Gunroar:Cannon() wrote: ↑Wed Mar 23, 2022 10:36 pm
Wow. Normally itch.io stuff doesn't sell so it's cool to see one doing that, especially since it's Love2d (rarer) so this is to nice to watch.
I wish I could get mine like this
How many downloads?
It's been 152 downloads since Friday, and each day seems to double the last. Friday I only sold 3, and so I thought this was going to be like Embgerglass and maybe only sell 12 copies or so (you know, the game I worked a whole year on). But no...this silly game I wrote in 2 weeks is selling way more than I thought. I mean, I bet to some really big games 152 is a drop in the bucket...but for me, for only being five or six days? That's kind of nuts!
darkfrei wrote: ↑Wed Mar 23, 2022 10:10 pm
Congrats!
Can you tell how you made it? Ideas, concepts etc.?
Sure! the idea was just me realizing selling short stories is like a video game, and that the few and far between sales make it addicting. My first ideas were for a more complicated game, having a plot and other stuff. The more I worked on it, the more I realized a really simple game was more fun, would be done faster, and would just overall be a better (albeit simpler) game.
I used TileD to make the map, but I didn't use STI. Not for any reason in particular, I just wanted to export to PNG and load the maps as layers, and then define collisions and place objects while playing the game. I have no idea why I didn't just used STI, I've used it in the past, hah. But anyway, Aseprite for the sprites, etc. I weirdly spent a lot of time coding the transition between first and second floor and the kitchen.
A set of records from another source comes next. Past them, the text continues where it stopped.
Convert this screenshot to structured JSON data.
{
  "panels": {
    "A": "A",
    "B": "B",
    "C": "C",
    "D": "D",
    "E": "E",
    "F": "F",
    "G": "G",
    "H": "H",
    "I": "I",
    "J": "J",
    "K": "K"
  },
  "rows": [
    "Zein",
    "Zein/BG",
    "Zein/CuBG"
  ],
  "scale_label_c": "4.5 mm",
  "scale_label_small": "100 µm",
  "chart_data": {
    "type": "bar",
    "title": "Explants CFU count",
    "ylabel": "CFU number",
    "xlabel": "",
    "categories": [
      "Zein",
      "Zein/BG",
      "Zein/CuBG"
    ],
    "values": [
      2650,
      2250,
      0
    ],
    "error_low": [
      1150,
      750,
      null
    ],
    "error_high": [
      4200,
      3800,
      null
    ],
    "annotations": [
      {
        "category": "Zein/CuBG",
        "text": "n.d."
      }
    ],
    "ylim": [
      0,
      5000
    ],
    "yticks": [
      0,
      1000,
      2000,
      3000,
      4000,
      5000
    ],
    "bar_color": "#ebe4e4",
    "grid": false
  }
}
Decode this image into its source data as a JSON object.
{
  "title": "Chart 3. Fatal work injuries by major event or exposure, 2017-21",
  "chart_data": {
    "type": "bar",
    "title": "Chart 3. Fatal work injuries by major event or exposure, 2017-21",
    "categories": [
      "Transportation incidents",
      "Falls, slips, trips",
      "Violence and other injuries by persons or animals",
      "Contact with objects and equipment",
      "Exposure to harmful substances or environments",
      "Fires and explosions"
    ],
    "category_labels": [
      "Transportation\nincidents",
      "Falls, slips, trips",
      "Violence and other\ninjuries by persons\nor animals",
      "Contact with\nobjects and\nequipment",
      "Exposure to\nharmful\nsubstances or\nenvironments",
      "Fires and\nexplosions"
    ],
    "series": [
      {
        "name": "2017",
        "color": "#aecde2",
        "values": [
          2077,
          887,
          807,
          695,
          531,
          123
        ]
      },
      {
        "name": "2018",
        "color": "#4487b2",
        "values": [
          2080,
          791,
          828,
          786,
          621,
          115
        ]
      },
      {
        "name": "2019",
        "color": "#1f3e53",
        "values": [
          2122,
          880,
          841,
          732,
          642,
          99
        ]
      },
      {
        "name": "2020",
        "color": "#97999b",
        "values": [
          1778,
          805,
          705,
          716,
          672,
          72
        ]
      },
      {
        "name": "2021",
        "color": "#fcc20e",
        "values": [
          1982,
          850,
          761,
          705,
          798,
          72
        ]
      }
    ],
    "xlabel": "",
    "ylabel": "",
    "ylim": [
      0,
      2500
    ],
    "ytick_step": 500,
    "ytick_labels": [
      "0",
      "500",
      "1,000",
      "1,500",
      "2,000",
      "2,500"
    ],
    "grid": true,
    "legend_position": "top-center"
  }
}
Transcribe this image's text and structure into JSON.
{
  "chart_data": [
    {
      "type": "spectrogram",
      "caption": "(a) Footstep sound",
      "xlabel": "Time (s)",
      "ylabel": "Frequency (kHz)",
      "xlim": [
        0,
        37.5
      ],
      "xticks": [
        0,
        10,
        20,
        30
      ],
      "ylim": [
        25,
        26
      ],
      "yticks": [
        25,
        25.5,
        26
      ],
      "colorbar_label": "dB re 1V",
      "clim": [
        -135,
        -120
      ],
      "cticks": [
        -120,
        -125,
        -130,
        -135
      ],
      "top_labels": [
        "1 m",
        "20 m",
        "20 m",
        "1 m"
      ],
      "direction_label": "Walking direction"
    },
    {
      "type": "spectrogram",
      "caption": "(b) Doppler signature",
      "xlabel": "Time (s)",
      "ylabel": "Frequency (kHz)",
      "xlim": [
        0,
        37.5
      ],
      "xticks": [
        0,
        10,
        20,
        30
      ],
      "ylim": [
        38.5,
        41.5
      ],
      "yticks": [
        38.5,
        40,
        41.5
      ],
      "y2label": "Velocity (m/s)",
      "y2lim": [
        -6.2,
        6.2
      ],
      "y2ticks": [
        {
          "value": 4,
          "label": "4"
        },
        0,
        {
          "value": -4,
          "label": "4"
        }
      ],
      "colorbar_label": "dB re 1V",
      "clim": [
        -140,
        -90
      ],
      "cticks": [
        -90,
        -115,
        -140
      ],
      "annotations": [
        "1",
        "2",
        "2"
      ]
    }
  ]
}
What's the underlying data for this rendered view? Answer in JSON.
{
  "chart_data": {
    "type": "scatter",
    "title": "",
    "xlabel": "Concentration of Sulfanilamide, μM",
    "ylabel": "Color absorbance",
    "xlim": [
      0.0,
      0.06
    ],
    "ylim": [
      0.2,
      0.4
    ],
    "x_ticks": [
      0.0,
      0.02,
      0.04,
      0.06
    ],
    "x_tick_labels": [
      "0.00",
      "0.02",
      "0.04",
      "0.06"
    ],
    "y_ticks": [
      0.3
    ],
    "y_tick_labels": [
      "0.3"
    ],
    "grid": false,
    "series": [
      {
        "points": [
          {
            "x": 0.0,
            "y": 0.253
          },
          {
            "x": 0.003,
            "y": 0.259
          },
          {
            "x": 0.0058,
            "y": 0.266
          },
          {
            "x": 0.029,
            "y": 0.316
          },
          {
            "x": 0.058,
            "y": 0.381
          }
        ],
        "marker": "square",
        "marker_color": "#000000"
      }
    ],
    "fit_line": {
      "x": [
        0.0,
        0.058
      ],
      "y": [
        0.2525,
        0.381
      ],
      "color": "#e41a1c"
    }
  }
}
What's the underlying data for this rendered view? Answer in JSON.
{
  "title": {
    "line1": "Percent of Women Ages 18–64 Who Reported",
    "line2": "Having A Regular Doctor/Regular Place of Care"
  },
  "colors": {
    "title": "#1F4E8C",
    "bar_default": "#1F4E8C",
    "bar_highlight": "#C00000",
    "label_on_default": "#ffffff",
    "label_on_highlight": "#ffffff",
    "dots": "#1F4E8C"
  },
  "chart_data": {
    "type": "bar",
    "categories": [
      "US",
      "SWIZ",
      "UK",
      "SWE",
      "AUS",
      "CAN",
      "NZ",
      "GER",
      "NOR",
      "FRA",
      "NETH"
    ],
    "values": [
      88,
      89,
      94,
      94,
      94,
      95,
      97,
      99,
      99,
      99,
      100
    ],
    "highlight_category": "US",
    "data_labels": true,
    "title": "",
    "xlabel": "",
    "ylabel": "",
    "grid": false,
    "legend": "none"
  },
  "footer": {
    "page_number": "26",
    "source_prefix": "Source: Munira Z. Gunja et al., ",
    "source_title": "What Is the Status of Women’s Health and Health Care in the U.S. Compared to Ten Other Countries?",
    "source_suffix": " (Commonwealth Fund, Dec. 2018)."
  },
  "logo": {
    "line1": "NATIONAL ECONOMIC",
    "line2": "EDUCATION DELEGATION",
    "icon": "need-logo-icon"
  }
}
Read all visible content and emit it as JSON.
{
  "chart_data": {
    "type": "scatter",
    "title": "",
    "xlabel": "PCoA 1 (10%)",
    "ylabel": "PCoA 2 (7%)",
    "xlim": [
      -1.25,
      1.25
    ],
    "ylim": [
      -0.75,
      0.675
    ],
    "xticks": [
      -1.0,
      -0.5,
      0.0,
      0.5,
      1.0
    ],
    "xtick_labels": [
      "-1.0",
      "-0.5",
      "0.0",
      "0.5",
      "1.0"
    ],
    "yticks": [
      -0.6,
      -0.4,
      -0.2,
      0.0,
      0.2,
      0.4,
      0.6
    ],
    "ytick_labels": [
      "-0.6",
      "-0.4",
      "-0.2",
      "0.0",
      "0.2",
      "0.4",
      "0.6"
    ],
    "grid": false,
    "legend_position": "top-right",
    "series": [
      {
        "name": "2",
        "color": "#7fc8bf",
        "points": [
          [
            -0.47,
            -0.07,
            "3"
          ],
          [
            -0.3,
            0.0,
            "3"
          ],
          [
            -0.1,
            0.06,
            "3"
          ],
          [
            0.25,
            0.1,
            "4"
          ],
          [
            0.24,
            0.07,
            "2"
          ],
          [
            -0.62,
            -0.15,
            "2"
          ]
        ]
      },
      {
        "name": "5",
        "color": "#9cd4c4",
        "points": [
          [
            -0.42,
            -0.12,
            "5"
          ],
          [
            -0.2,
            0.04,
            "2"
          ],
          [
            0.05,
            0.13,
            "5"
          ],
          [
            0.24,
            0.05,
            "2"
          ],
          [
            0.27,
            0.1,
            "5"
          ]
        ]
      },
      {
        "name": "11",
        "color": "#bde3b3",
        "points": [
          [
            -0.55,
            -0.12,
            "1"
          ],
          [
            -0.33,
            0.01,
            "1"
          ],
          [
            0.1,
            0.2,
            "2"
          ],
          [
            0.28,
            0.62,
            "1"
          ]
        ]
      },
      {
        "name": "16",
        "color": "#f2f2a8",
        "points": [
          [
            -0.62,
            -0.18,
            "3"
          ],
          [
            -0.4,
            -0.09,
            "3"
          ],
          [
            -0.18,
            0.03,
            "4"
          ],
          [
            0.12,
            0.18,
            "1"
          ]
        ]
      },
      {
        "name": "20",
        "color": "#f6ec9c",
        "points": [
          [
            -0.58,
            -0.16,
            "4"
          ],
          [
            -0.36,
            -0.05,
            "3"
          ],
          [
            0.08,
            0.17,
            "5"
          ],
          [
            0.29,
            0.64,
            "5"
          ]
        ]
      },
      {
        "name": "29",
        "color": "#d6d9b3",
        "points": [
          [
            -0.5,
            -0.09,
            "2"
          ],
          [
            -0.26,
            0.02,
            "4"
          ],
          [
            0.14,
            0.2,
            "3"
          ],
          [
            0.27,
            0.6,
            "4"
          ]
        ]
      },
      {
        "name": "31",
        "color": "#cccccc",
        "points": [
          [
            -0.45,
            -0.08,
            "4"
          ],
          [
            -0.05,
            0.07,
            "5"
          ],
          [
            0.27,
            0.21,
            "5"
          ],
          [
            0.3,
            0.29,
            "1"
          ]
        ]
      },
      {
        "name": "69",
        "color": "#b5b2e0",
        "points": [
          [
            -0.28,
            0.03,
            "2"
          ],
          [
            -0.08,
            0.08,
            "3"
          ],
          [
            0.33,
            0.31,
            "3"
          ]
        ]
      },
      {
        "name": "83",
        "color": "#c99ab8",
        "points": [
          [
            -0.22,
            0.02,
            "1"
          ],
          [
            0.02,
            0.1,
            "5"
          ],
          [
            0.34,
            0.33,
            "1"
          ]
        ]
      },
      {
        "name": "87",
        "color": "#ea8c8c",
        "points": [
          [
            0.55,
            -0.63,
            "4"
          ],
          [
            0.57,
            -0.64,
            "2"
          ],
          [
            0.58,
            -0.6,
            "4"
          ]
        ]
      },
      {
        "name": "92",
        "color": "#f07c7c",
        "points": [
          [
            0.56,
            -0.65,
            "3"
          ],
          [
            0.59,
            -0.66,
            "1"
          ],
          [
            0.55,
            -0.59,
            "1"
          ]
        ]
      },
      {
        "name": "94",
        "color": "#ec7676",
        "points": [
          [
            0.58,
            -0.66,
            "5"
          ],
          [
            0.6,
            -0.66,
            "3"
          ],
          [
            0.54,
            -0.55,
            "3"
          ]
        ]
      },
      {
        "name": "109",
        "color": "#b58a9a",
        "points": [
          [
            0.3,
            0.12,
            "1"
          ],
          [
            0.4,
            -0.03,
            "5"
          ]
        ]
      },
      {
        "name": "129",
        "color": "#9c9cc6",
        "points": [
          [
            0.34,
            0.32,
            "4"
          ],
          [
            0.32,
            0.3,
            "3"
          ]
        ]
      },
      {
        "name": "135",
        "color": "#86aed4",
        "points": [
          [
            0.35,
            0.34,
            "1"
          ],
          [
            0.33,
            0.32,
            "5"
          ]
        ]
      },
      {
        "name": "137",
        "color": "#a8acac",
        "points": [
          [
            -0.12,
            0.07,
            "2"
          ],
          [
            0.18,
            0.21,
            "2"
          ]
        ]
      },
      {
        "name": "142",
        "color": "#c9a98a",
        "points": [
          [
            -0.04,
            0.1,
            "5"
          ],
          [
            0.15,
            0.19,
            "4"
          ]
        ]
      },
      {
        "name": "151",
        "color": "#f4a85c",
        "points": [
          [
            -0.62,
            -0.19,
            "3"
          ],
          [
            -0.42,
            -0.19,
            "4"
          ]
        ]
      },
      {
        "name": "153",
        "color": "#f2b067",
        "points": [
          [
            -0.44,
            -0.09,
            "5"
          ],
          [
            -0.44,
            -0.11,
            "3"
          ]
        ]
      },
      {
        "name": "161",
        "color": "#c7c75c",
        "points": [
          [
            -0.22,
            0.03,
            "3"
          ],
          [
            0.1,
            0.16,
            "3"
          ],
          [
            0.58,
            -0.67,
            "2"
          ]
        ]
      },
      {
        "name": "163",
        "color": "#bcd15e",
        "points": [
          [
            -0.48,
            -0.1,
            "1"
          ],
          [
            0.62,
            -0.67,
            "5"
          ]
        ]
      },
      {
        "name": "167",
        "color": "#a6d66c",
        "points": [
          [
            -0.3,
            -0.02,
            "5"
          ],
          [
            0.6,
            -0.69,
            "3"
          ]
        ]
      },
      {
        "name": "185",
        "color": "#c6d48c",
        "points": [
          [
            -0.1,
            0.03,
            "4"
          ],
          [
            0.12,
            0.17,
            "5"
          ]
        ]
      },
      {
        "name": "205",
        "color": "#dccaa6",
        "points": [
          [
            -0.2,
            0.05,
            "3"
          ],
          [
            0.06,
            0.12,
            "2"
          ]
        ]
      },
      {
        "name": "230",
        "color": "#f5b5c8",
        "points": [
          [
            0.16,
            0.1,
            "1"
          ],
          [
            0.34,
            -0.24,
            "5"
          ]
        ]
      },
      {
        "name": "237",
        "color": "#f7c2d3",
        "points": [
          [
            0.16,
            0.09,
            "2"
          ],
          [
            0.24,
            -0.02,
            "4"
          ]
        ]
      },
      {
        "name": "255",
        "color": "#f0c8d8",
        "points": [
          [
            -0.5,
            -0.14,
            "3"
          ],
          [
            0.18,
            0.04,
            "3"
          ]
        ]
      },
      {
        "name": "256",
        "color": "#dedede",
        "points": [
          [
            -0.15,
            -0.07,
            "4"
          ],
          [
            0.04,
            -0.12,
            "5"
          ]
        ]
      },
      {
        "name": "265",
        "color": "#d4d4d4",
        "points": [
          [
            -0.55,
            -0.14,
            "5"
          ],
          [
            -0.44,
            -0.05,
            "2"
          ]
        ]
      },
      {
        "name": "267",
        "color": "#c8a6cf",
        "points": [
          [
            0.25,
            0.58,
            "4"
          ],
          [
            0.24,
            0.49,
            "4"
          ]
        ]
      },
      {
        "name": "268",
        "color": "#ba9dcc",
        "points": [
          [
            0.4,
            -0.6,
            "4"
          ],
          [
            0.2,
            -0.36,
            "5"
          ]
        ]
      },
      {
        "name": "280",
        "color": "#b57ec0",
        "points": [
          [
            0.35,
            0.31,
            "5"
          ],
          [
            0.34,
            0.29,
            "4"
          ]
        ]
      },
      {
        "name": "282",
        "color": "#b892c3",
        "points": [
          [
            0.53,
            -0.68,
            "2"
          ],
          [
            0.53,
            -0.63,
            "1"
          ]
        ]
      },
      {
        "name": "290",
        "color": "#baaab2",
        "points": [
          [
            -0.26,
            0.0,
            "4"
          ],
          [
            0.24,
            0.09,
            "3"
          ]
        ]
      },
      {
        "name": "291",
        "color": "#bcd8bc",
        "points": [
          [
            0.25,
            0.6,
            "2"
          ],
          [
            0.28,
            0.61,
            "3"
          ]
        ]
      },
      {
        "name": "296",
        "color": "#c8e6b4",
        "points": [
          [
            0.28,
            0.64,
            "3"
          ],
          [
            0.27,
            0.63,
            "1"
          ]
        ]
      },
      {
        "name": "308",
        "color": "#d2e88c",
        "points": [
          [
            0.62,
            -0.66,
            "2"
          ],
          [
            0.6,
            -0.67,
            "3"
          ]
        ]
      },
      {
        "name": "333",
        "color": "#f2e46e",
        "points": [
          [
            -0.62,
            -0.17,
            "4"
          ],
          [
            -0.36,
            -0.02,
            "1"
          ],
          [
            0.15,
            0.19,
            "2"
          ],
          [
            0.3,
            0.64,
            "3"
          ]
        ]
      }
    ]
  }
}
That, and the textbox that pops up. I spent more time on that than anything else.
So, erm, yeah! I randomized the texts, created a system for creating, remembering, and submitting short stories (basically it's all weighted, the publisher has an acceptance score and a wait time for response, randomized, each story has a random score that's made higher or lower depending on your happiness and the number of ideas sold, etc). I also created a simple randomized title and name generator, using already existing magazines and short story titles as the base for creating the word pairs.
The rest is all just interacting through SNES JRPG style menus. It was a lot of fun. Weirdly enough, the gameplay could just as easily be done as a text adventure.